他往苗圃的座位上看了一眼,起身走向一旁,掏出手机给苗圃打电话。

电话很快接通,城主开门见山直接问,

“黄家人中毒,身上奇痒,是苗家下的毒吗?”

这件事苗圃也听说了,他猜到了肯定是中毒的原因,还特意问了苗崖他们。

他们都说不是他们干的。

苗圃如实说:“不是苗家做的。”

城主沉默了片刻,

“黄家已经跑来告状了,他们怀疑是你们,如果让他们抓到什么把柄,我也护不住你们,比输了就背后报复,这是坏规矩的表现,后果会很严重。”

苗圃知道,如果他们真这么做了,很可能会被禁赛。

这么重要的大赛不能参加,苗家真是完了!

苗圃说:“我知道事情的严重性,我不会让苗家人这么做,就算真要报复,也不会选在大赛期间动手。”

城主‘嗯’了一声,询问,

“不是苗家,你知道是谁吗?”

苗圃下意识往临时手术室看了一眼,他猜到了是宝贝,但是还没询问,也不敢随便说出去。

“我暂时还不知道。”

城主突然转移了话题,“你现在在哪儿?”

苗圃说:“在后台,苗崖堂哥受伤严重,我等他脱离了生命危险再回去。”

城主问,“还有救吗?”

苗圃说:“有!”

城主闻言有几分意外,“听说人不行了。”

苗圃说:“还在抢救。”

城主问,“谁救的?”

苗圃瞥了一眼赛场上的医护人员,知道这事儿瞒不住,如实说,

“薄家丫头和苗家人。

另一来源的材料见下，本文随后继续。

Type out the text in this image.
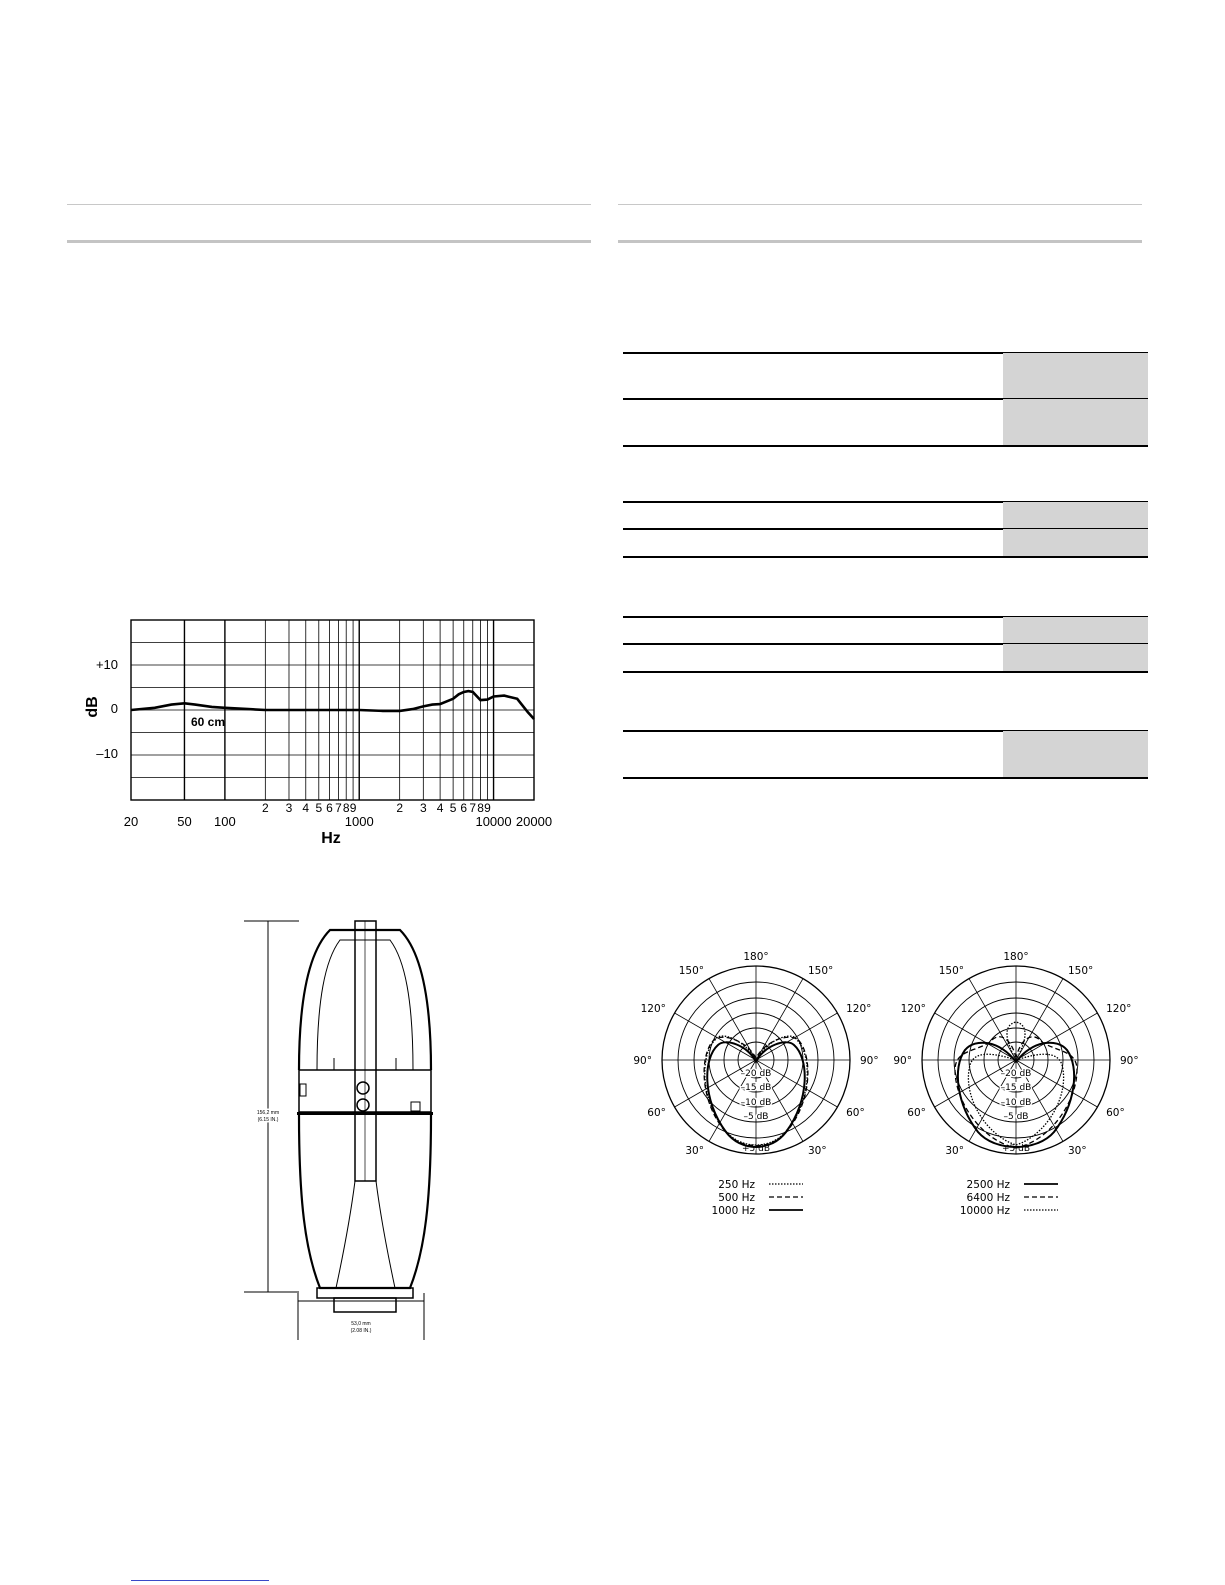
dB
+10
0
–10
60 cm
20	50 100	1000	10000 20000
2 3 4 5 6 7 8 9	2 3 4 5 6 7 8 9
Hz
156,2 mm
(6.15 IN.)
53,0 mm
(2.08 IN.)
180°
150°	150°
120°	120°
90°	90°
60°	60°
30°	30°
–20 dB
–15 dB
–10 dB
–5 dB
+5 dB
250 Hz
500 Hz
1000 Hz
180°
150°	150°
120°	120°
90°	90°
60°	60°
30°	30°
–20 dB
–15 dB
–10 dB
–5 dB
+5 dB
2500 Hz
6400 Hz
10000 Hz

”

城主狐疑,“薄梦楚能救他?”

苗圃说:“还在努力。”

城主若有所思,沉默了一会儿才开口,“有消息了跟我说一声。”

苗圃:“……好。”

挂断电话,苗圃皱皱眉,表情不安。

他这边还正揣测城主的心思,不远处突然传来一声惨叫!

苗圃一愣,赶紧扭头看过去。

只见黄老三带着一群人气势汹汹找过来……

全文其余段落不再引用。